Natürlich war es möglich, dass ihre Fantasie jetzt mit ihr durchging oder sie sich völlig falsch erinnerte. Waren es überhaupt Hortensien gewesen, um die es ging? Wer konnte mehr darüber wissen? Mr B!
Finola ging ein Stück weiter, so als wollte sie nicht, dass die fehlfarbene Hortensie mitbekam, dass sie über sie redete. Zum Glück hatte sie die Nummer der Beauchamps im Handy.
»Hello, Mrs B. Ist Ihr Mann kurz zu sprechen? Ich habe eine Frage zu Hortensien. Ja, ich warte …«
Im Hintergrund rief Mrs B nach ihrem Mann, es dauerte aber eine ganze Weile, bis er ans Telefon kam.

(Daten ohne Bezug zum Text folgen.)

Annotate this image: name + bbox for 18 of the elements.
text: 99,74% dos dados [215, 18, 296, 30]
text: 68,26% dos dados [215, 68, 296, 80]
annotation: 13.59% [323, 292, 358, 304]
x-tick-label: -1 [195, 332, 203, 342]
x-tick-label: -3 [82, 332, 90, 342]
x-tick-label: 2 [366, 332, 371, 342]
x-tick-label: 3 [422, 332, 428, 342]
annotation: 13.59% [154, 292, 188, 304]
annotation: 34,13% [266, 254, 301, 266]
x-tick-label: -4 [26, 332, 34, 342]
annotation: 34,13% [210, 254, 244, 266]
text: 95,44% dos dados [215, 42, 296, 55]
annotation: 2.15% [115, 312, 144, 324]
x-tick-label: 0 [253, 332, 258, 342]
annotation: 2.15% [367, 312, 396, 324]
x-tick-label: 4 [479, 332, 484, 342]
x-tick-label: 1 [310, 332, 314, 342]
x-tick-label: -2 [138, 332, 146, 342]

»Ja, ja«, erklärte er auf ihre erste Frage, »wenn der Boden schön sauer ist, hat so manche Sorte der Hydrangea blaue Blüten. Da kann man aber auch gut nachhelfen mit spezieller Erde oder Kompost – oder Sie gießen einfach regelmäßig mit Essigwasser. Und dann braucht die Pflanze am besten noch Aluminiumsulfat. Das gibt ein schönes, kräftiges Blau.«
»Und können dieselben Pflanzen sich auch plötzlich rosa verfärben?«
»Rosa? Na ja, so ganz von alleine nicht. Da muss der pH-Wert des Bodens erst mal ins Alkalische verschoben werden. Also am besten kalkt man dazu den Boden, dann nimmt die Pflanze weniger Aluminium auf, und die Blüten werden blass. Bei weißen Hortensien passiert allerdings nichts, die bleiben immer weiß. Kommt auch auf die Sorte an.«
»Danke, Mr B, das hilft mir sehr.«
»Wenn Sie mit gereiftem Mist …«
»Sorry, ich muss jetzt Schluss machen. Ich melde mich wieder, bye.«
Es war nicht besonders höflich, ihm das Wort so abzuschneiden, aber Finola hatte keinen Nerv mehr für weitere Gartentipps.
Alkalischer Boden. Hatte Ernest Gibson hier bei seiner Hilfsaktion einen Fehler gemacht und den falschen Dünger benutzt? Oder hatte er BabyJean ärgern wollen, nachdem er von ihrem ungewöhnlichen Liebesleben erfahren hatte? Oder – war er auf ganz andere Weise die Ursache der rosa Blüten? Im Fäulnisprozess tritt eine Alkalisierung ein, hörte sie ihren Chemielehrer sagen.
Was, wenn Uncle Ernie hier lag? Unter der verfärbten Hortensie?